Locational marginal burden: Quantifying the equity of optimal power flow solutions
Samuel Talkington, Amanda West, Rabab Haider
TL;DR
This work defines Locational Marginal Burden (LMB) as the sensitivity of the energy burden, computed via $\boldsymbol{b}(\boldsymbol{\pi}; \boldsymbol{d}) = \operatorname{diag}(\boldsymbol{d} \oslash \boldsymbol{s}) \boldsymbol{\pi}$, to changes in nodal demand through differentiable optimization of a parameterized DC OPF. By deriving the LMP solution map from OPF dual variables and applying the chain rule, the authors obtain an analytic expression for the LMB matrix $\partial \boldsymbol{b} / \partial \boldsymbol{d}$, incorporating the dual sensitivity $\partial \boldsymbol{\nu}^*/\partial \boldsymbol{d}$ and the PTDF structure $\boldsymbol{F}$. The approach is demonstrated on a synthetic Hawaii network overlaid with ACS income data, revealing that nodal LMB correlates with income (not population density) and that LMB-to-others exhibits a distinct relationship with income and density, offering a tool to guide equity-focused grid investments. The framework is model-agnostic across retail pricing models and holds potential for informing regulatory and investment decisions aimed at reducing energy burden disparities, with extensions to AC power flows and real-world datasets discussed for future work.
Abstract
Fair distribution of benefits in electric power systems is a pertinent energy policymaking problem; however, these efforts cannot be easily quantified in power system engineering studies.
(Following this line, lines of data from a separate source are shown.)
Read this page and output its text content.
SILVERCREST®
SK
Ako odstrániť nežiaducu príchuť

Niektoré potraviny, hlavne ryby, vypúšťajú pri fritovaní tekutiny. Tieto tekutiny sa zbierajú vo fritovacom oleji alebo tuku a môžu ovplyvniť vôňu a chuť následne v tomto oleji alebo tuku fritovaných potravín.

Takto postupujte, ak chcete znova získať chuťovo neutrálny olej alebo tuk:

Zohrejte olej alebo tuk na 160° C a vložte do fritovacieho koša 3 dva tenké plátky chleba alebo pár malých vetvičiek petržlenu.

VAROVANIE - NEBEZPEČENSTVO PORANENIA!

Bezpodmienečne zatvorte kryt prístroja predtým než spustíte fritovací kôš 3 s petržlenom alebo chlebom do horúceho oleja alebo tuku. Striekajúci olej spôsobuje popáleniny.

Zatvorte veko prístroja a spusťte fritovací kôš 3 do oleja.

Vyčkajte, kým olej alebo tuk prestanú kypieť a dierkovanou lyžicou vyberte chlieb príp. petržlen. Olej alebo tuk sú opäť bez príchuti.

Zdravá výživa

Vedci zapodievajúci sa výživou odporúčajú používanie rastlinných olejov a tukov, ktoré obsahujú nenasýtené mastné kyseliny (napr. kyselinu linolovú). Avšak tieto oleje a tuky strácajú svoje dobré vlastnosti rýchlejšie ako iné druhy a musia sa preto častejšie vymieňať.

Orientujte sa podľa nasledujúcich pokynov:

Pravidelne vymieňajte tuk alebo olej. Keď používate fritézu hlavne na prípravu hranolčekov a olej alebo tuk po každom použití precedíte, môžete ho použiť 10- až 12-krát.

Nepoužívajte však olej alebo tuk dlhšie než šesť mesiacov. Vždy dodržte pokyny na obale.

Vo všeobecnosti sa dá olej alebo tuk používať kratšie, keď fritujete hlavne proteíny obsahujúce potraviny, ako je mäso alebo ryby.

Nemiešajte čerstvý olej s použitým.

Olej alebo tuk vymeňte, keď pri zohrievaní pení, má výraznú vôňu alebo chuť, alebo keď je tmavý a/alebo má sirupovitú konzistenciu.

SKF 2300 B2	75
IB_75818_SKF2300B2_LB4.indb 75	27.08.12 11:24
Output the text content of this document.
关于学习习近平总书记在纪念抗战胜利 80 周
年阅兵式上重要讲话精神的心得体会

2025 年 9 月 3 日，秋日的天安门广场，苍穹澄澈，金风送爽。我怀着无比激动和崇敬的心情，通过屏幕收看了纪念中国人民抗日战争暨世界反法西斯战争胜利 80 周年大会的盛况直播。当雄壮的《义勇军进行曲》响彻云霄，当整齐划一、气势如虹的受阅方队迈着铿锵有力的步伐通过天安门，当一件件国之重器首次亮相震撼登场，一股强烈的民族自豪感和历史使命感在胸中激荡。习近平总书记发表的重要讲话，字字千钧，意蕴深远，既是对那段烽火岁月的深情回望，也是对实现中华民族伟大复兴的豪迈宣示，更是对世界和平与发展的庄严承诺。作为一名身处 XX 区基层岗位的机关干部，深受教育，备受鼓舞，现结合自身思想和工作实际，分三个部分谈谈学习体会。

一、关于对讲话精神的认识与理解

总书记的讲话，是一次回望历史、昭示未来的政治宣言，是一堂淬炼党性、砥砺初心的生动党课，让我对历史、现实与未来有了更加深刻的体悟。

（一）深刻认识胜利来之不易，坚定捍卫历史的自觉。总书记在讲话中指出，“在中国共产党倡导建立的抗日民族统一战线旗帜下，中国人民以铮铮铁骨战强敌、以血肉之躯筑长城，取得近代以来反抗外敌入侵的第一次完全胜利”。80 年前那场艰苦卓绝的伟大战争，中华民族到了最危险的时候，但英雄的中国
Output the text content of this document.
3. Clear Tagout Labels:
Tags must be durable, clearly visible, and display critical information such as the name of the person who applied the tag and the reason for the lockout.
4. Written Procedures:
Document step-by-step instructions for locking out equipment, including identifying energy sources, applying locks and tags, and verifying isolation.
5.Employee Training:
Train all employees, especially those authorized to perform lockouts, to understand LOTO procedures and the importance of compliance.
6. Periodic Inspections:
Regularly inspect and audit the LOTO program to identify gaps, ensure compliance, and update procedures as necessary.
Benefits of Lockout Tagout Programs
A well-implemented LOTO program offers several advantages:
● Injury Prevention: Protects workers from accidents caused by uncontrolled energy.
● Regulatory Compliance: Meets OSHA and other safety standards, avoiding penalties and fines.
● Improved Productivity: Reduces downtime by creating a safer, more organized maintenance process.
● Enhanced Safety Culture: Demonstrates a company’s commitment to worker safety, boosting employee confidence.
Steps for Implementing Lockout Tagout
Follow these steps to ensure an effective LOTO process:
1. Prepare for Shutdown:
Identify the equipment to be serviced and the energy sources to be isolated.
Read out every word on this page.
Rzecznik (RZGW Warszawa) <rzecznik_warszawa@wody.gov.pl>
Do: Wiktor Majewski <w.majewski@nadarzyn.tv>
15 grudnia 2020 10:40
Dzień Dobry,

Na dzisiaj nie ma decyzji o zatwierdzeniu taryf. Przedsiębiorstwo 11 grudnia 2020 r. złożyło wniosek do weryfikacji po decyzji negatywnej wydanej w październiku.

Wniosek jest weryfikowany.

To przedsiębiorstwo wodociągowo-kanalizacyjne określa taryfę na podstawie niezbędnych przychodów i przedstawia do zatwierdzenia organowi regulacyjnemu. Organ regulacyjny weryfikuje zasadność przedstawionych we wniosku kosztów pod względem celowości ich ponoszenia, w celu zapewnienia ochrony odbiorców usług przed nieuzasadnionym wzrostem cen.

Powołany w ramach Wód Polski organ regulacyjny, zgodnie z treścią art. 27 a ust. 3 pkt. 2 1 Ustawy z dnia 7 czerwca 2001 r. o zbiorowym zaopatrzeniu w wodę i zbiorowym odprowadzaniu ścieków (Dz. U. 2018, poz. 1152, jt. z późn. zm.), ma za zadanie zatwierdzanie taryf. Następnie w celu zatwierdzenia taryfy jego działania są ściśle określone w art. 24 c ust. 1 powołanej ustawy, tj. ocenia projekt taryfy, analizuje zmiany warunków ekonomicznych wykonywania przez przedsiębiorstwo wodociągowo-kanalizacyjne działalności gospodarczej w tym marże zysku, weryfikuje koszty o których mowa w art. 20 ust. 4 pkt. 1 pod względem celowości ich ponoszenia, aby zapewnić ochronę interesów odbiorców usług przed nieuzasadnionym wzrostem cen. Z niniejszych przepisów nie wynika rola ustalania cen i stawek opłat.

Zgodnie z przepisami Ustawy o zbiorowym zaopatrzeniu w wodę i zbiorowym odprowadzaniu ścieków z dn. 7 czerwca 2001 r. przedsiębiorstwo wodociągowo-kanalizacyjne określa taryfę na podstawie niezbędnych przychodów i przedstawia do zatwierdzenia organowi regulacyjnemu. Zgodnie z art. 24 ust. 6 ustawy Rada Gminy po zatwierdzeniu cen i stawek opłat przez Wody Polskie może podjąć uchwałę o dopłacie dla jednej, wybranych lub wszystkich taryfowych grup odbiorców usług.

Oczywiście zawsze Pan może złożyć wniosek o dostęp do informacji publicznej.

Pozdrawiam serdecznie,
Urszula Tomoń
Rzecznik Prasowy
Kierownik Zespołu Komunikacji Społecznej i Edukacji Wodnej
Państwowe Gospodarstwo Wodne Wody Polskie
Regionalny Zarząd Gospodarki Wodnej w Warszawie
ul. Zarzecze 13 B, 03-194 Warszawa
Therefore, we propose locational marginal burden (LMB) to provide an interface between a well-studied measure of energy pricing equity, energy burden, with an optimal power flow problem (OPF). This is achieved by investigating the intrinsic link between the dual optimal solution of an OPF problem and the electricity prices, which are used to calculate the energy burden. By applying results from the field of differentiable optimization, locational marginal prices (LMPs) associated with an OPF solution can be differentiated with respect to demand. This enables electricity retail prices, and thereby, energy burden itself, to be differentiated, resulting in the proposed LMB. Simulation of a synthetic Hawaii network interfaced with real-world socioeconomic data shows how the LMB provides new insights into how the operation of the electricity network affects the equity of energy prices.